Gabriela
Cazares-Lopez
M. Williams
English 1A
21 October 2013
Compassion
Compassion can be
described as having sympathy and sorrow for others are effected by
misfortune. To feel compassion is to feel pity for others who are
suffering and feel the need to relieve people of their hardship. As a
society, to understand one another there must be a sense of
compassion in order to properly function. And it can be argued, that
it is lack of compassion that makes a society lack peace. To have
compassion is the ability to combine sympathy and empathy to better
understand one another. In Gregory Boyle's Tattoos on the Heart,
he describes compassion, in its
truest meaning is not “in our service of those on the margins, but
in our willingness to see ourselves in kinship with them” (71).
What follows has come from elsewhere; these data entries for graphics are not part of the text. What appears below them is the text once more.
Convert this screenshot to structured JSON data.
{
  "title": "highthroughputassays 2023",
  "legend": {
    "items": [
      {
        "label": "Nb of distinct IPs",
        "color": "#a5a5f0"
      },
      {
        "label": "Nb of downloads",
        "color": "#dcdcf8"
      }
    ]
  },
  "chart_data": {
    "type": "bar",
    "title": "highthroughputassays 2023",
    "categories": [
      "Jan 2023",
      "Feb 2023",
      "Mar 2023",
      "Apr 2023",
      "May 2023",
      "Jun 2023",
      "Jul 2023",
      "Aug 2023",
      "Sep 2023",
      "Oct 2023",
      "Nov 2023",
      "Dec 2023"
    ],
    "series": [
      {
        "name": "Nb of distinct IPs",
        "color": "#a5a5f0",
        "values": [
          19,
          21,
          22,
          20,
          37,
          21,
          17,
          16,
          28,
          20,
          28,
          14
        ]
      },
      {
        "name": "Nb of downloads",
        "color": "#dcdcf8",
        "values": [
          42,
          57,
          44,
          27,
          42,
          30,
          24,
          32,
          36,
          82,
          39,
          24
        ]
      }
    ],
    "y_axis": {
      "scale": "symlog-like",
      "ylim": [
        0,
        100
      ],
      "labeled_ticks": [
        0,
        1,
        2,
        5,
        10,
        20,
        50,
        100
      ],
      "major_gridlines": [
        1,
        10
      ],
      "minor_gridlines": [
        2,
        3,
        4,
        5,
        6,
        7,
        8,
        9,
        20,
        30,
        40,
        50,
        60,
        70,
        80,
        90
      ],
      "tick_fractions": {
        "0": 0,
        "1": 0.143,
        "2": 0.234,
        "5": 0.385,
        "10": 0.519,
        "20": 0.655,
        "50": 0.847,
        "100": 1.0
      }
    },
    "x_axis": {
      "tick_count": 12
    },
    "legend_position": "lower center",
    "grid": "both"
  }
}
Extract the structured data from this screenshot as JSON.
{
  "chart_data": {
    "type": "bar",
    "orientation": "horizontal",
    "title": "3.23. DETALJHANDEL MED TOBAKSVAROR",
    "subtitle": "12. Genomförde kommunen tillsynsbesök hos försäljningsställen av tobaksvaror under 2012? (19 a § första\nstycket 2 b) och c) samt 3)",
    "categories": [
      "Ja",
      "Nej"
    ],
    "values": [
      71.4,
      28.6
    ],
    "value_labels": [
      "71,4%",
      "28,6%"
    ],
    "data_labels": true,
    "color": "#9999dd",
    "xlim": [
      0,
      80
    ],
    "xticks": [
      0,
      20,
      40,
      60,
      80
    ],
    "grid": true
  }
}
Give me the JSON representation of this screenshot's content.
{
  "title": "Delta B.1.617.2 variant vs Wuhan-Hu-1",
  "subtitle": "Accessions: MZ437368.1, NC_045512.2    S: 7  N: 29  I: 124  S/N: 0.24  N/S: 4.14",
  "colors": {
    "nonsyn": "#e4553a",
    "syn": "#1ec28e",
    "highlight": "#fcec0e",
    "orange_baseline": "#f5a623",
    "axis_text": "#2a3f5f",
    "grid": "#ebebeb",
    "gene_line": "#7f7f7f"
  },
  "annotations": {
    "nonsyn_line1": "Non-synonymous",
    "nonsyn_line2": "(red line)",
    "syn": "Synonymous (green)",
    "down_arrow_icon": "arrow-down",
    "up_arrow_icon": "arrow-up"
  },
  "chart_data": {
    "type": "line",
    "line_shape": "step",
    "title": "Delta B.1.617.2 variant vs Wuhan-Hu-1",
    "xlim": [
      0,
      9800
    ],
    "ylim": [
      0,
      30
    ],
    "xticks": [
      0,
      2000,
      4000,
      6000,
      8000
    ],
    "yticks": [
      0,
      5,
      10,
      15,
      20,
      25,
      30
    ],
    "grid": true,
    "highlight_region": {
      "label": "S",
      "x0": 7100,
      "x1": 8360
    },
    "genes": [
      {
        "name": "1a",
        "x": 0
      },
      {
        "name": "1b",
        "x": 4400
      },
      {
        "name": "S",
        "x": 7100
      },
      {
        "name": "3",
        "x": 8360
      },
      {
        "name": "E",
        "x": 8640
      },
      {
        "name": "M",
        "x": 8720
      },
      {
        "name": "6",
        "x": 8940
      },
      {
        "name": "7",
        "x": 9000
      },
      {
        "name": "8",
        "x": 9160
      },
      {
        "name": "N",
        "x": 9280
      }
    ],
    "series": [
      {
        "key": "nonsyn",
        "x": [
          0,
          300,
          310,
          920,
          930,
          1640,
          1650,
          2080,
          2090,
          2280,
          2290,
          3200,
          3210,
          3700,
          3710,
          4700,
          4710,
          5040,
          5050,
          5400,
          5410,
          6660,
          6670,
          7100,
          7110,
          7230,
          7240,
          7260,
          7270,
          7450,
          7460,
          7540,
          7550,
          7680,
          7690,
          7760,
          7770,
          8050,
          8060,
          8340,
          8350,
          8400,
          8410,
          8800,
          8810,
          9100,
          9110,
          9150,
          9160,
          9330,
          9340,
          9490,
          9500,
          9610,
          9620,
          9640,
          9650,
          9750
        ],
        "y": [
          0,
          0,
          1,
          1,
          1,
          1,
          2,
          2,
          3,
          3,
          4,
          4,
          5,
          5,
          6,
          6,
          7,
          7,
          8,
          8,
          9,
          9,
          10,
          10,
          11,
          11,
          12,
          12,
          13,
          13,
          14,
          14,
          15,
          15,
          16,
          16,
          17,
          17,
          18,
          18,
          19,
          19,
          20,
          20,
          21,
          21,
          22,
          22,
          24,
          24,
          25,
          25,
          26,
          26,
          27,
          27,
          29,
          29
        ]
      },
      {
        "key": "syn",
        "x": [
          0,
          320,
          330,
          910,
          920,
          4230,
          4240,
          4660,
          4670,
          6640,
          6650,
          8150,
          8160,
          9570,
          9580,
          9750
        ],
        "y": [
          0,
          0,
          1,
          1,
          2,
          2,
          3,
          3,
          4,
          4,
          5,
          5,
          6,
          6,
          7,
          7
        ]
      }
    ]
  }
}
Boyle indicates that compassion is not just the ability to help
others less fortunate or different than us, but as the ability to
also see parts of ourselves in others. It is the ability to find
common ground with others. It is then when people from all over, can
be compassionate with one another.
We
should show compassion because in doing so it means we are not
judging others. It indicates that we are not grouping others or
putting people in a box based upon our general knowledge of them.
Compassion shows that you have an interest in someone and are willing
to get to know them further before judging them immediately.
Compassion reiterates the notion that you “can't judge a book by
its cover, nor can you judge a book by its first chapter” (35).
Boyle goes on to explain that you cannot judge a person if their
first chapter is prolonged. When showing empathy towards others, it
sends the message that a person is willing to get to know someone,
and not judge them but relate to a person. Empathy and compassion
bring humanness to a society. When people are able to do and express
emotions such as empathy, compassion and sympathy, that is when a
society has achieved to understand one another a large level.
Great writing, Gabriela! Judgment absolutely gets in the way of compassion and passion for that matter. As soon as you "other" someone, you no longer feel the need to honor their place in the word or see value in that individual. Sad.